As with all new concepts, PLE may be difficult to understand when an organization is initially introduced to the topic. To help the world at large make sense of it, Krueger has been involved in the development of International Organization for Standardization (ISO) standards for PLE, as part of an initiative sponsored by the International Councilon Systems Engineering (INCOSE).

With the team assembled about a year ago, the ISO group for PLE has written its first draft of the standards, which is now being reviewed by the international community. This community will, according to Krueger, “contribute and agree to a well-thought-out, concise, simple, clear, unified description of what Feature-based PLE is – the best practices for achieving PLE success.” He also sees PLE being adopted more widely, not just by an increasing number of organizations, but also across entire organizational bodies.

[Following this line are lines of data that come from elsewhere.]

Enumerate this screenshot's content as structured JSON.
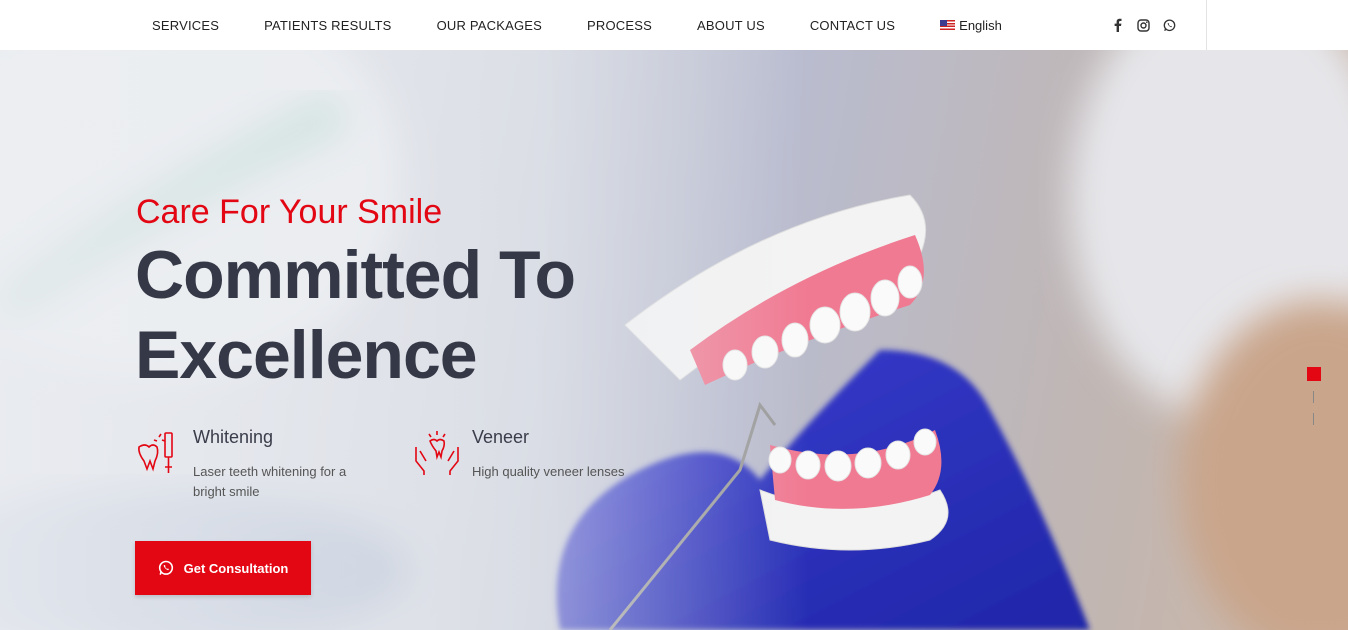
{
  "nav": {
    "items": [
      "SERVICES",
      "PATIENTS RESULTS",
      "OUR PACKAGES",
      "PROCESS",
      "ABOUT US",
      "CONTACT US"
    ],
    "language": "English",
    "socials": [
      "facebook-icon",
      "instagram-icon",
      "whatsapp-icon"
    ]
  },
  "hero": {
    "eyebrow": "Care For Your Smile",
    "headline_line1": "Committed To",
    "headline_line2": "Excellence",
    "features": [
      {
        "icon": "tooth-whitening-icon",
        "title": "Whitening",
        "desc": "Laser teeth whitening for a bright smile"
      },
      {
        "icon": "veneer-hands-icon",
        "title": "Veneer",
        "desc": "High quality veneer lenses"
      }
    ],
    "cta": "Get Consultation"
  },
  "colors": {
    "accent": "#e30613",
    "headline": "#353847"
  }
}
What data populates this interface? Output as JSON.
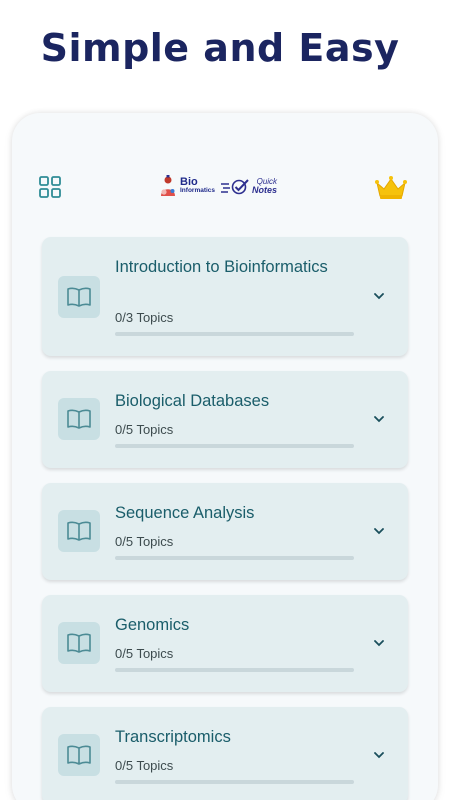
{
  "headline": "Simple and Easy",
  "app": {
    "logo": {
      "bio_line1": "Bio",
      "bio_line2": "Informatics",
      "qn_line1": "Quick",
      "qn_line2": "Notes"
    },
    "colors": {
      "accent": "#1a5d6a",
      "card_bg": "#e3eef0",
      "crown": "#f6c20c",
      "headline": "#1b2560"
    }
  },
  "chapters": [
    {
      "title": "Introduction to Bioinformatics",
      "topics": "0/3 Topics",
      "progress": 0
    },
    {
      "title": "Biological Databases",
      "topics": "0/5 Topics",
      "progress": 0
    },
    {
      "title": "Sequence Analysis",
      "topics": "0/5 Topics",
      "progress": 0
    },
    {
      "title": "Genomics",
      "topics": "0/5 Topics",
      "progress": 0
    },
    {
      "title": "Transcriptomics",
      "topics": "0/5 Topics",
      "progress": 0
    }
  ]
}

“Over the last two years, entire enterprises and presidents of large corporations are saying that they see the benefit with PLE on their programs and applying PLE across the entire enterprise,” Krueger said. “We’re seeing now enterprise initiatives, as opposed to just individual engineering initiatives. This comes as a very strategic, competitive advantage that executives are going after.”

When you consider the concept of PLE, a method for engineering entire product lines by considering the features they share in common, it seems logical to adopt the approach as a strategic practice within a business. Now that entire enterprises are starting to do so, we may begin to see what that looks like more and more.